An explicit link between Gaussian fields and Gaussian Markov random fields: the stochastic partial differential equation approach - Discussion on the paper by Lindgren, Rue and Lindström

First, we congratulate the authors for their extremely interesting work that sheds new light on Gaussian Markov random-filed (GMRF) modelling. A connection is established with Matérn Gaussian fields through a weak solution of a linear fractional stochastic partial differential equation (SPDE) driven by a Gaussian white noise process. One of the main theoretical results is stated in theorems 3 and 4, where the authors prove the weak convergence of the finite Hilbert representation of the solution for positive integer values of the parameter α to the continuous solution. Recently Bolin and Lindgren (2011) have characterized a class of non-Gaussian random fields as the solution to a nested SPDE driven by Gaussian white noise.
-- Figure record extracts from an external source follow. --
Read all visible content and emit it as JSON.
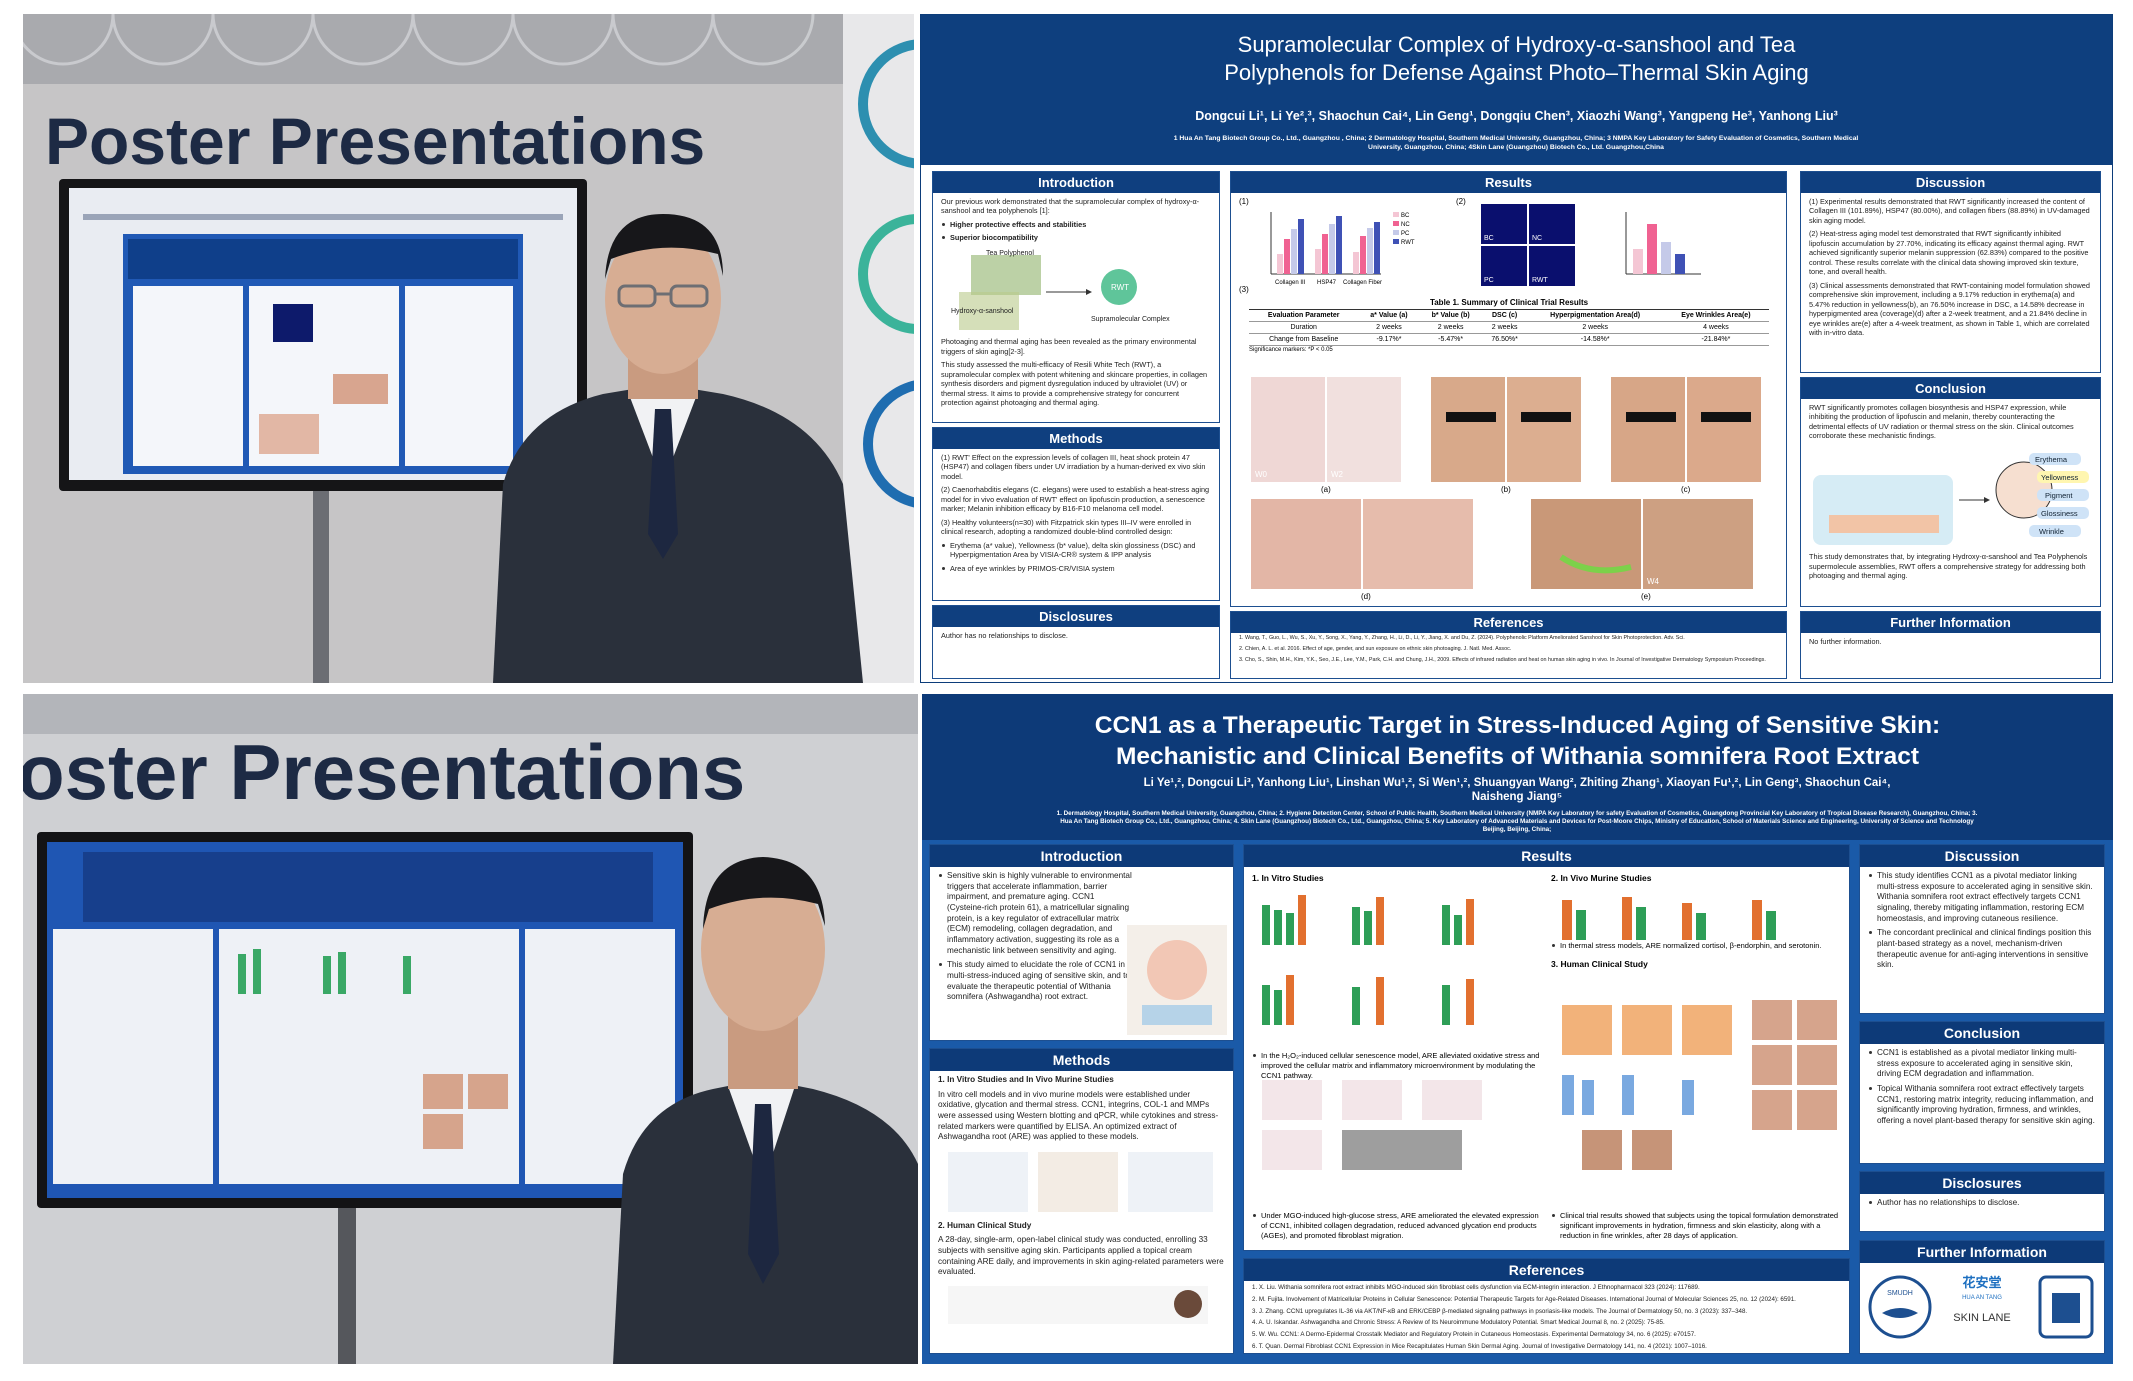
{
  "photo_top": {
    "banner": "Poster Presentations"
  },
  "poster_top": {
    "title_lines": [
      "Supramolecular Complex of Hydroxy-α-sanshool and Tea",
      "Polyphenols for Defense Against Photo–Thermal Skin Aging"
    ],
    "authors": "Dongcui Li¹, Li Ye²,³, Shaochun Cai⁴, Lin Geng¹, Dongqiu Chen³, Xiaozhi Wang³, Yangpeng He³, Yanhong Liu³",
    "affiliations": "1 Hua An Tang Biotech Group Co., Ltd., Guangzhou , China; 2 Dermatology Hospital, Southern Medical University, Guangzhou, China; 3 NMPA Key Laboratory for Safety Evaluation of Cosmetics, Southern Medical University, Guangzhou, China; 4Skin Lane (Guangzhou) Biotech Co., Ltd. Guangzhou,China",
    "introduction": {
      "heading": "Introduction",
      "lead": "Our previous work demonstrated that the supramolecular complex of hydroxy-α-sanshool and tea polyphenols [1]:",
      "bullets": [
        "Higher protective effects and stabilities",
        "Superior biocompatibility"
      ],
      "diagram": {
        "tea": "Tea Polyphenol",
        "sanshool": "Hydroxy-α-sanshool",
        "rwt": "RWT",
        "complex": "Supramolecular Complex"
      },
      "paragraphs": [
        "Photoaging and thermal aging has been revealed as the primary environmental triggers of skin aging[2-3].",
        "This study assessed the multi-efficacy of Resili White Tech (RWT), a supramolecular complex with potent whitening and skincare properties, in collagen synthesis disorders and pigment dysregulation induced by ultraviolet (UV) or thermal stress. It aims to provide a comprehensive strategy for concurrent protection against photoaging and thermal aging."
      ]
    },
    "methods": {
      "heading": "Methods",
      "items": [
        "(1) RWT' Effect on the expression levels of collagen III, heat shock protein 47 (HSP47) and collagen fibers under UV irradiation by a human-derived ex vivo skin model.",
        "(2) Caenorhabditis elegans (C. elegans) were used to establish a heat-stress aging model for in vivo evaluation of RWT' effect on lipofuscin production, a senescence marker; Melanin inhibition efficacy by B16-F10 melanoma cell model.",
        "(3) Healthy volunteers(n=30) with Fitzpatrick skin types III–IV were enrolled in clinical research, adopting a randomized double-blind controlled design:"
      ],
      "bullets": [
        "Erythema (a* value), Yellowness (b* value), delta skin glossiness (DSC) and Hyperpigmentation Area by VISIA-CR® system & IPP analysis",
        "Area of eye wrinkles by PRIMOS-CR/VISIA system"
      ]
    },
    "disclosures": {
      "heading": "Disclosures",
      "text": "Author has no relationships to disclose."
    },
    "results": {
      "heading": "Results",
      "legend": [
        "BC",
        "NC",
        "PC",
        "RWT"
      ],
      "chart_categories": [
        "Collagen III",
        "HSP47",
        "Collagen Fiber"
      ],
      "panels": [
        "(1)",
        "(2)",
        "(3)",
        "(a)",
        "(b)",
        "(c)",
        "(d)",
        "(e)"
      ],
      "micro_labels": [
        "BC",
        "NC",
        "PC",
        "RWT"
      ],
      "timepoints": [
        "W0",
        "W2",
        "W4"
      ],
      "table": {
        "caption": "Table 1. Summary of Clinical Trial Results",
        "header": [
          "Evaluation Parameter",
          "a* Value (a)",
          "b* Value (b)",
          "DSC (c)",
          "Hyperpigmentation Area(d)",
          "Eye Wrinkles Area(e)"
        ],
        "rows": [
          [
            "Duration",
            "2 weeks",
            "2 weeks",
            "2 weeks",
            "2 weeks",
            "4 weeks"
          ],
          [
            "Change from Baseline",
            "-9.17%*",
            "-5.47%*",
            "76.50%*",
            "-14.58%*",
            "-21.84%*"
          ]
        ],
        "note": "Significance markers: *P < 0.05"
      }
    },
    "references": {
      "heading": "References",
      "items": [
        "1. Wang, T., Guo, L., Wu, S., Xu, Y., Song, X., Yang, Y., Zhang, H., Li, D., Li, Y., Jiang, X. and Du, Z. (2024). Polyphenolic Platform Ameliorated Sanshool for Skin Photoprotection. Adv. Sci.",
        "2. Chien, A. L. et al. 2016. Effect of age, gender, and sun exposure on ethnic skin photoaging. J. Natl. Med. Assoc.",
        "3. Cho, S., Shin, M.H., Kim, Y.K., Seo, J.E., Lee, Y.M., Park, C.H. and Chung, J.H., 2009. Effects of infrared radiation and heat on human skin aging in vivo. In Journal of Investigative Dermatology Symposium Proceedings."
      ]
    },
    "discussion": {
      "heading": "Discussion",
      "paragraphs": [
        "(1) Experimental results demonstrated that RWT significantly increased the content of Collagen III (101.89%), HSP47 (80.00%), and collagen fibers (88.89%) in UV-damaged skin aging model.",
        "(2) Heat-stress aging model test demonstrated that RWT significantly inhibited lipofuscin accumulation by 27.70%, indicating its efficacy against thermal aging. RWT achieved significantly superior melanin suppression (62.83%) compared to the positive control. These results correlate with the clinical data showing improved skin texture, tone, and overall health.",
        "(3) Clinical assessments demonstrated that RWT-containing model formulation showed comprehensive skin improvement, including a 9.17% reduction in erythema(a) and 5.47% reduction in yellowness(b), an 76.50% increase in DSC, a 14.58% decrease in hyperpigmented area (coverage)(d) after a 2-week treatment, and a 21.84% decline in eye wrinkles are(e) after a 4-week treatment, as shown in Table 1, which are correlated with in-vitro data."
      ]
    },
    "conclusion": {
      "heading": "Conclusion",
      "text": "RWT significantly promotes collagen biosynthesis and HSP47 expression, while inhibiting the production of lipofuscin and melanin, thereby counteracting the detrimental effects of UV radiation or thermal stress on the skin. Clinical outcomes corroborate these mechanistic findings.",
      "diagram_labels": [
        "Erythema",
        "Yellowness",
        "Pigment",
        "Glossiness",
        "Wrinkle"
      ],
      "summary": "This study demonstrates that, by integrating Hydroxy-α-sanshool and Tea Polyphenols supermolecule assemblies, RWT offers a comprehensive strategy for addressing both photoaging and thermal aging."
    },
    "further": {
      "heading": "Further Information",
      "text": "No further information."
    }
  },
  "photo_bottom": {
    "banner": "oster Presentations"
  },
  "poster_bottom": {
    "title_lines": [
      "CCN1 as a Therapeutic Target in Stress-Induced Aging of Sensitive Skin:",
      "Mechanistic and Clinical Benefits of Withania somnifera Root Extract"
    ],
    "authors": "Li Ye¹,², Dongcui Li³, Yanhong Liu¹, Linshan Wu¹,², Si Wen¹,², Shuangyan Wang², Zhiting Zhang¹, Xiaoyan Fu¹,², Lin Geng³, Shaochun Cai⁴, Naisheng Jiang⁵",
    "affiliations": "1. Dermatology Hospital, Southern Medical University, Guangzhou, China; 2. Hygiene Detection Center, School of Public Health, Southern Medical University (NMPA Key Laboratory for safety Evaluation of Cosmetics, Guangdong Provincial Key Laboratory of Tropical Disease Research), Guangzhou, China; 3. Hua An Tang Biotech Group Co., Ltd., Guangzhou, China; 4. Skin Lane (Guangzhou) Biotech Co., Ltd., Guangzhou, China; 5. Key Laboratory of Advanced Materials and Devices for Post-Moore Chips, Ministry of Education, School of Materials Science and Engineering, University of Science and Technology Beijing, Beijing, China;",
    "introduction": {
      "heading": "Introduction",
      "bullets": [
        "Sensitive skin is highly vulnerable to environmental triggers that accelerate inflammation, barrier impairment, and premature aging. CCN1 (Cysteine-rich protein 61), a matricellular signaling protein, is a key regulator of extracellular matrix (ECM) remodeling, collagen degradation, and inflammatory activation, suggesting its role as a mechanistic link between sensitivity and aging.",
        "This study aimed to elucidate the role of CCN1 in multi-stress-induced aging of sensitive skin, and to evaluate the therapeutic potential of Withania somnifera (Ashwagandha) root extract."
      ]
    },
    "methods": {
      "heading": "Methods",
      "sub1": "1. In Vitro Studies and In Vivo Murine Studies",
      "text1": "In vitro cell models and in vivo murine models were established under oxidative, glycation and thermal stress. CCN1, integrins, COL-1 and MMPs were assessed using Western blotting and qPCR, while cytokines and stress-related markers were quantified by ELISA. An optimized extract of Ashwagandha root (ARE) was applied to these models.",
      "sub2": "2. Human Clinical Study",
      "text2": "A 28-day, single-arm, open-label clinical study was conducted, enrolling 33 subjects with sensitive aging skin. Participants applied a topical cream containing ARE daily, and improvements in skin aging-related parameters were evaluated."
    },
    "results": {
      "heading": "Results",
      "in_vitro": "1. In Vitro Studies",
      "in_vivo": "2. In Vivo Murine Studies",
      "in_vivo_note": "In thermal stress models, ARE normalized cortisol, β-endorphin, and serotonin.",
      "clinical": "3. Human Clinical Study",
      "h2o2_note": "In the H₂O₂-induced cellular senescence model, ARE alleviated oxidative stress and improved the cellular matrix and inflammatory microenvironment by modulating the CCN1 pathway.",
      "mgo_note": "Under MGO-induced high-glucose stress, ARE ameliorated the elevated expression of CCN1, inhibited collagen degradation, reduced advanced glycation end products (AGEs), and promoted fibroblast migration.",
      "clinical_note": "Clinical trial results showed that subjects using the topical formulation demonstrated significant improvements in hydration, firmness and skin elasticity, along with a reduction in fine wrinkles, after 28 days of application."
    },
    "references": {
      "heading": "References",
      "items": [
        "1. X. Liu. Withania somnifera root extract inhibits MGO-induced skin fibroblast cells dysfunction via ECM-integrin interaction. J Ethnopharmacol 323 (2024): 117689.",
        "2. M. Fujita. Involvement of Matricellular Proteins in Cellular Senescence: Potential Therapeutic Targets for Age-Related Diseases. International Journal of Molecular Sciences 25, no. 12 (2024): 6591.",
        "3. J. Zhang. CCN1 upregulates IL-36 via AKT/NF-κB and ERK/CEBP β-mediated signaling pathways in psoriasis-like models. The Journal of Dermatology 50, no. 3 (2023): 337–348.",
        "4. A. U. Iskandar. Ashwagandha and Chronic Stress: A Review of Its Neuroimmune Modulatory Potential. Smart Medical Journal 8, no. 2 (2025): 75-85.",
        "5. W. Wu. CCN1: A Dermo-Epidermal Crosstalk Mediator and Regulatory Protein in Cutaneous Homeostasis. Experimental Dermatology 34, no. 6 (2025): e70157.",
        "6. T. Quan. Dermal Fibroblast CCN1 Expression in Mice Recapitulates Human Skin Dermal Aging. Journal of Investigative Dermatology 141, no. 4 (2021): 1007–1016."
      ]
    },
    "discussion": {
      "heading": "Discussion",
      "bullets": [
        "This study identifies CCN1 as a pivotal mediator linking multi-stress exposure to accelerated aging in sensitive skin. Withania somnifera root extract effectively targets CCN1 signaling, thereby mitigating inflammation, restoring ECM homeostasis, and improving cutaneous resilience.",
        "The concordant preclinical and clinical findings position this plant-based strategy as a novel, mechanism-driven therapeutic avenue for anti-aging interventions in sensitive skin."
      ]
    },
    "conclusion": {
      "heading": "Conclusion",
      "bullets": [
        "CCN1 is established as a pivotal mediator linking multi-stress exposure to accelerated aging in sensitive skin, driving ECM degradation and inflammation.",
        "Topical Withania somnifera root extract effectively targets CCN1, restoring matrix integrity, reducing inflammation, and significantly improving hydration, firmness, and wrinkles, offering a novel plant-based therapy for sensitive skin aging."
      ]
    },
    "disclosures": {
      "heading": "Disclosures",
      "bullets": [
        "Author has no relationships to disclose."
      ]
    },
    "further": {
      "heading": "Further Information",
      "logo_cn": "花安堂",
      "logo_en": "HUA AN TANG",
      "logo_skin": "SKIN LANE",
      "logo_smudh": "SMUDH"
    }
  }
}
Could the authors comment on the possible further extension of their results to the case of SPDEs driven by more general non-Gaussian laws as stable or Lévy processes, in view of obtaining tools suitable for rates or concentrations, which do not typically follow a normal distribution? When d = 2, the integer α restriction of theorems 3 and 4 implies that also the parameter ν is integer in the Matérn class specification. Within this class, the exponential covariance function, one of the most popular in many applied fields, corresponds to the value ν = 0.5. Is the exponential covariance model definitively excluded by the approach proposed? In the discussion the authors recognize that “the approach comes with an implementation and pre-processing cost for setting up the models, as it involves the SPDE solution, triangulations and GMRF representations”. We would be interested in some more comments on the possible qualifications of this cost from an applied statistical point of view. A more detailed comparison of the GMRF solution to competing modelling approaches from a predictive perspective would also be of considerable interest. Here we mainly refer to low-rank (Banerjee et al., 2008; Cressie and Johannesson, 2008; Eidsvik et al., 2010; Crainiceanu et al.,2008) and process convolution methods (Higdon, 1998; Higdon et al., 1999) when estimation is carried out with the same technique (either integrated nested Laplace approximation or Markov chain Monte Carlo methods). Incidentally we think that the geographical interpretation of figure 6(b) would benefit from a more detailed description.